Labor Day: If you click on the link, you can read my review and enter to win a copy. This was a decent book, well-written and with characters I cared about, but the underlying story (an escaped convict and the single mother who falls in love with him and lets him stay, all told from the point of view of her 13 year old son) did contain an unmitigated creep factor.
The Runaway Daughter: Kamada is the daughter of a high class prostitute in Bombay. She hates the crowded streets filled with cursing beggars, men trying to grope her, and other ugliness, so she fills every waking space with talking vegetables, singing cockroaches, fairies and gremlins. Her goal is to go to America to study. She’s appealing, but the book has the feel of a self-published book even though it mentions an editor, and at 133 pages seemed long.

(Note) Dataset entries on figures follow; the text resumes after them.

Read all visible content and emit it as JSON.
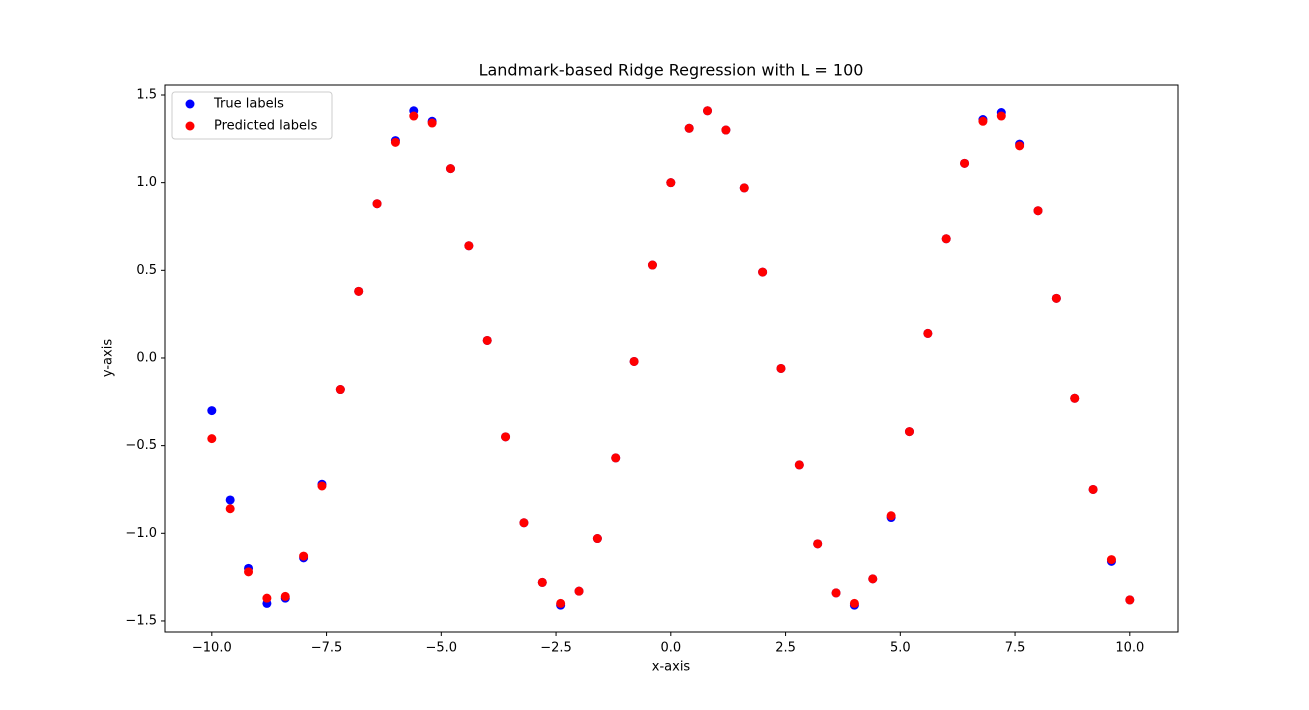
{
  "chart_data": {
    "type": "scatter",
    "title": "Landmark-based Ridge Regression with L = 100",
    "x_label": "x-axis",
    "y_label": "y-axis",
    "legend": "upper left",
    "xlim": [
      -11.02,
      11.05
    ],
    "ylim": [
      -1.563,
      1.557
    ],
    "xticks": [
      {
        "value": -10,
        "label": "−10.0"
      },
      {
        "value": -7.5,
        "label": "−7.5"
      },
      {
        "value": -5,
        "label": "−5.0"
      },
      {
        "value": -2.5,
        "label": "−2.5"
      },
      {
        "value": 0,
        "label": "0.0"
      },
      {
        "value": 2.5,
        "label": "2.5"
      },
      {
        "value": 5,
        "label": "5.0"
      },
      {
        "value": 7.5,
        "label": "7.5"
      },
      {
        "value": 10,
        "label": "10.0"
      }
    ],
    "yticks": [
      {
        "value": -1.5,
        "label": "−1.5"
      },
      {
        "value": -1,
        "label": "−1.0"
      },
      {
        "value": -0.5,
        "label": "−0.5"
      },
      {
        "value": 0,
        "label": "0.0"
      },
      {
        "value": 0.5,
        "label": "0.5"
      },
      {
        "value": 1,
        "label": "1.0"
      },
      {
        "value": 1.5,
        "label": "1.5"
      }
    ],
    "series": [
      {
        "name": "True labels",
        "color": "#0000ff",
        "x": [
          -10,
          -9.6,
          -9.2,
          -8.8,
          -8.4,
          -8,
          -7.6,
          -7.2,
          -6.8,
          -6.4,
          -6,
          -5.6,
          -5.2,
          -4.8,
          -4.4,
          -4,
          -3.6,
          -3.2,
          -2.8,
          -2.4,
          -2,
          -1.6,
          -1.2,
          -0.8,
          -0.4,
          0,
          0.4,
          0.8,
          1.2,
          1.6,
          2,
          2.4,
          2.8,
          3.2,
          3.6,
          4,
          4.4,
          4.8,
          5.2,
          5.6,
          6,
          6.4,
          6.8,
          7.2,
          7.6,
          8,
          8.4,
          8.8,
          9.2,
          9.6,
          10
        ],
        "y": [
          -0.3,
          -0.81,
          -1.2,
          -1.4,
          -1.37,
          -1.14,
          -0.72,
          -0.18,
          0.38,
          0.88,
          1.24,
          1.41,
          1.35,
          1.08,
          0.64,
          0.1,
          -0.45,
          -0.94,
          -1.28,
          -1.41,
          -1.33,
          -1.03,
          -0.57,
          -0.02,
          0.53,
          1,
          1.31,
          1.41,
          1.3,
          0.97,
          0.49,
          -0.06,
          -0.61,
          -1.06,
          -1.34,
          -1.41,
          -1.26,
          -0.91,
          -0.42,
          0.14,
          0.68,
          1.11,
          1.36,
          1.4,
          1.22,
          0.84,
          0.34,
          -0.23,
          -0.75,
          -1.16,
          -1.38
        ]
      },
      {
        "name": "Predicted labels",
        "color": "#ff0000",
        "x": [
          -10,
          -9.6,
          -9.2,
          -8.8,
          -8.4,
          -8,
          -7.6,
          -7.2,
          -6.8,
          -6.4,
          -6,
          -5.6,
          -5.2,
          -4.8,
          -4.4,
          -4,
          -3.6,
          -3.2,
          -2.8,
          -2.4,
          -2,
          -1.6,
          -1.2,
          -0.8,
          -0.4,
          0,
          0.4,
          0.8,
          1.2,
          1.6,
          2,
          2.4,
          2.8,
          3.2,
          3.6,
          4,
          4.4,
          4.8,
          5.2,
          5.6,
          6,
          6.4,
          6.8,
          7.2,
          7.6,
          8,
          8.4,
          8.8,
          9.2,
          9.6,
          10
        ],
        "y": [
          -0.46,
          -0.86,
          -1.22,
          -1.37,
          -1.36,
          -1.13,
          -0.73,
          -0.18,
          0.38,
          0.88,
          1.23,
          1.38,
          1.34,
          1.08,
          0.64,
          0.1,
          -0.45,
          -0.94,
          -1.28,
          -1.4,
          -1.33,
          -1.03,
          -0.57,
          -0.02,
          0.53,
          1,
          1.31,
          1.41,
          1.3,
          0.97,
          0.49,
          -0.06,
          -0.61,
          -1.06,
          -1.34,
          -1.4,
          -1.26,
          -0.9,
          -0.42,
          0.14,
          0.68,
          1.11,
          1.35,
          1.38,
          1.21,
          0.84,
          0.34,
          -0.23,
          -0.75,
          -1.15,
          -1.38
        ]
      }
    ]
  }
}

Taking What I Like: Loved this collection of short stories playing off Shakespearean plays. Reading Taking What I Like is in some ways like taking a lit class from the very best lit teacher–you know, the one who could open up the text for you like no one else could and make the characters come alive, until you felt you’d recognize them on the street.
Our Love Could Light the World: A collection of short stories about various members of the Dugan family. What makes this book work so well is that it’s one of those books that seems deceptively light, but in actuality goes deep into family relationships and psyche and the dysfunction that seems an inevitable part of all families everywhere. Each story would stand alone but together, they present a nuanced and complex view of the various family members.
Possible some others I’ve forgotten about
Citadel (from amazon) a mesmerizing World War II story of daring and courage, in which a group of determined women fighting for the French Resistance risk their lives to save their homeland . . . and protect astonishing secrets buried in time.
The Boy in the Suitcase (Nina Borg #1) (.) I read the 3rd in this series and loved it, and found a cheap used copy of this at Powells yesterday. Have I ever mentioned how much I love that store? Oh I have? Ok then.
The Fishing Fleet: Husband-Hunting in the Raj This one is a fun account of the crowds of single British ladies who went en masse to British-controlled India in search of husbands, a necessary endeavor since all the single men had gone off there anyway.
You Can Date Boys When You’re Forty: Dave Barry on Parenting and Other Topics He Knows Very Little About: Yaay! I used to love reading Barry’s weekly online humour column, and I’m really happy to see he’s still around being funny.
Boy, Snow, Bird: (from amazon) Boy is Boy Novak, who escapes 1950s New York and comes to Massachusetts, eventually marrying local widower Arturo Whitman. Snow is Arturo’s daughter, a girl of uncommon beauty. And Bird is the daughter Boy and Arturo have together, whose dark skin reveals the family’s secret: Arturo, his late wife, and their families were all African-Americans passing as white. A loose retelling of Snow White, with reflections on race and family life. Sounds good, doesn’t it?
After I’m Gone: The latest Laura Lippman, so suspenseful and mysterious.
Clever Girl: Stella, now in her 50s, looks back at her life. Everyone is raving about the writing, so I’m really looking forward to this one.